- Selby Location in California
- Coordinates: 38°03′24″N 122°14′38″W﻿ / ﻿38.05667°N 122.24389°W
- Country: United States
- State: California
- County: Contra Costa
- Elevation: 20 ft (6 m)
- GNIS ID: 1659623
- FIPS code: 06-70868

= Selby, California =

Unincorporated community in California, United States

Selby is an unincorporated community in Contra Costa County, in the East Bay region of the San Francisco Bay Area in northern California, United States.

==Geography==
The town is located on the Carquinez Strait where its enters San Pablo Bay, across from Vallejo. The town at an elevation of 20 feet (6 m).
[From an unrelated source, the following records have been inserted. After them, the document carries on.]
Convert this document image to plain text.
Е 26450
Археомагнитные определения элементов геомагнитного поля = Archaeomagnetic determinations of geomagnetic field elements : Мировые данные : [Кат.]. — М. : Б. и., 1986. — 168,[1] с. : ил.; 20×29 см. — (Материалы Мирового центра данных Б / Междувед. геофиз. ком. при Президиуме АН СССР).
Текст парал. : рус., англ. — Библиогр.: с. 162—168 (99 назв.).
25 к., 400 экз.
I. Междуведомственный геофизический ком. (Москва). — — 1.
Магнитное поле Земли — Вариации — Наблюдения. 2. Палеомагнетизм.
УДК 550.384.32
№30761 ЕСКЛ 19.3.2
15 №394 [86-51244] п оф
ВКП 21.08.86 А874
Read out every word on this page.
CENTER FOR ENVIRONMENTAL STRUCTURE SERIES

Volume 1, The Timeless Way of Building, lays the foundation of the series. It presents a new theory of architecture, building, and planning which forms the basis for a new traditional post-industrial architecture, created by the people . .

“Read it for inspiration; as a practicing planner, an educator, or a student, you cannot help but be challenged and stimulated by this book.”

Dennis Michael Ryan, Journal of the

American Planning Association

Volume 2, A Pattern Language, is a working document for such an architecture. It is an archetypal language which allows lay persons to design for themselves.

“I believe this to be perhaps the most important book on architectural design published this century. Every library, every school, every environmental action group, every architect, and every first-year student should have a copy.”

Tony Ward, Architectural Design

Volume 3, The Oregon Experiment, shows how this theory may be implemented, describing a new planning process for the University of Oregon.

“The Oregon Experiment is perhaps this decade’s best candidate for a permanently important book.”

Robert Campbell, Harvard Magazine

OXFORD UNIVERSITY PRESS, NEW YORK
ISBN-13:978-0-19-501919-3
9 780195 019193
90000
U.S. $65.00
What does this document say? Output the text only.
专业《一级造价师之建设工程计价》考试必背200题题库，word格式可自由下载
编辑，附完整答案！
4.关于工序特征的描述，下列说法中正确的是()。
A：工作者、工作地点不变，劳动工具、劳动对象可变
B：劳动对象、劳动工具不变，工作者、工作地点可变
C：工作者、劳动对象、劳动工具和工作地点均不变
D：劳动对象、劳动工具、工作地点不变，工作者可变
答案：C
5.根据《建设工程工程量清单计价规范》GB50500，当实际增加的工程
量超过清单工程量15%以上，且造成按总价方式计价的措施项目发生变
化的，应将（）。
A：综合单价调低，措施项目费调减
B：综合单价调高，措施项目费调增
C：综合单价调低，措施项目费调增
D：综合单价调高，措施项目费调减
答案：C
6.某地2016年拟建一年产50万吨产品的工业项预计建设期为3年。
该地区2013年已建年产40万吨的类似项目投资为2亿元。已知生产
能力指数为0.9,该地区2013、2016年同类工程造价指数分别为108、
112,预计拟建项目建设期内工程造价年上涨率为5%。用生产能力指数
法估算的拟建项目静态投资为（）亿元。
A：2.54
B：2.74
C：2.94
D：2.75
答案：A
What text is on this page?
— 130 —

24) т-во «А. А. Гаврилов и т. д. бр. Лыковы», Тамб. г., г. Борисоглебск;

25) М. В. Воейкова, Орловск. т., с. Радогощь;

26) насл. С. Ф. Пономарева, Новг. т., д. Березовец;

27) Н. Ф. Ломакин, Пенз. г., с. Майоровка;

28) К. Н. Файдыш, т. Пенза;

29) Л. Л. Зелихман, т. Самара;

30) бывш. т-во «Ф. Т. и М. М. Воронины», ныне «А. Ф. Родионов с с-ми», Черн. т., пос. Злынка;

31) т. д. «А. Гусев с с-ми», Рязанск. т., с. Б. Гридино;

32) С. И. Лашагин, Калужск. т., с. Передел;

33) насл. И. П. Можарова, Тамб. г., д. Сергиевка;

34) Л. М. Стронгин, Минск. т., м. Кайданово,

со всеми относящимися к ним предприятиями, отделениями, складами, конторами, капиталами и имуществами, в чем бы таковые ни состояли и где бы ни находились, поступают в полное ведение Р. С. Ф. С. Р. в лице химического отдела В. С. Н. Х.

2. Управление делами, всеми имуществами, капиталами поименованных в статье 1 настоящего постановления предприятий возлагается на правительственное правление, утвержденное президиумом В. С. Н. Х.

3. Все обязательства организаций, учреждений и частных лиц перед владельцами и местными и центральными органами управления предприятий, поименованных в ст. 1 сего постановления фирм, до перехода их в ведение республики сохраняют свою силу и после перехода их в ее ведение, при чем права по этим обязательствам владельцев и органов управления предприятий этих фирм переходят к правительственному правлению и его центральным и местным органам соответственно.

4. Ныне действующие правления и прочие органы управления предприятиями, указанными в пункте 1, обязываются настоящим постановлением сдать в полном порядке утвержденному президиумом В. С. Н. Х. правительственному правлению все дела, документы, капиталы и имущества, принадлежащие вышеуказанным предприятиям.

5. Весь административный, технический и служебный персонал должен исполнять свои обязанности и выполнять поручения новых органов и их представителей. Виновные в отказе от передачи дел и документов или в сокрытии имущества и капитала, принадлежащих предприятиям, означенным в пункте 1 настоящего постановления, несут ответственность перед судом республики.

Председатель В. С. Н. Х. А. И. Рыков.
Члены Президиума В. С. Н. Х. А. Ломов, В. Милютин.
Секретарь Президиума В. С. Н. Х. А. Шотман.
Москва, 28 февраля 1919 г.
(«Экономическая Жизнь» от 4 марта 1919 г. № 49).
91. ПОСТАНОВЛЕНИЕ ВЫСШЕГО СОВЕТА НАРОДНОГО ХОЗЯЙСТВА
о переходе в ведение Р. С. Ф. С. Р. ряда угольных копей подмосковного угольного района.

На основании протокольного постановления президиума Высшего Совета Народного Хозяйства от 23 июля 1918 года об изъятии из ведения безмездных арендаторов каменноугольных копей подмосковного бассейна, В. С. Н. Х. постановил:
It is next to Rodeo, on the Southern Pacific Railroad, and 6.5 mi west-northwest of Martinez.

==History==
Selby is located on the 19th century Mexican land grant Rancho El Pinole site, that was made to Ygnacio Martinez.

A post office operated at Selby from 1886 to 1967. The name honors Prentiss Selby, its first postmaster.

Al Zampa, a bridge construction worker who played an integral role in the construction of numerous San Francisco Bay Area bridges, was born here in 1905. The suspension bridge unit of the twin Carquinez Bridge is officially called the Alfred Zampa Memorial Bridge, completed in 2003 to the east of town.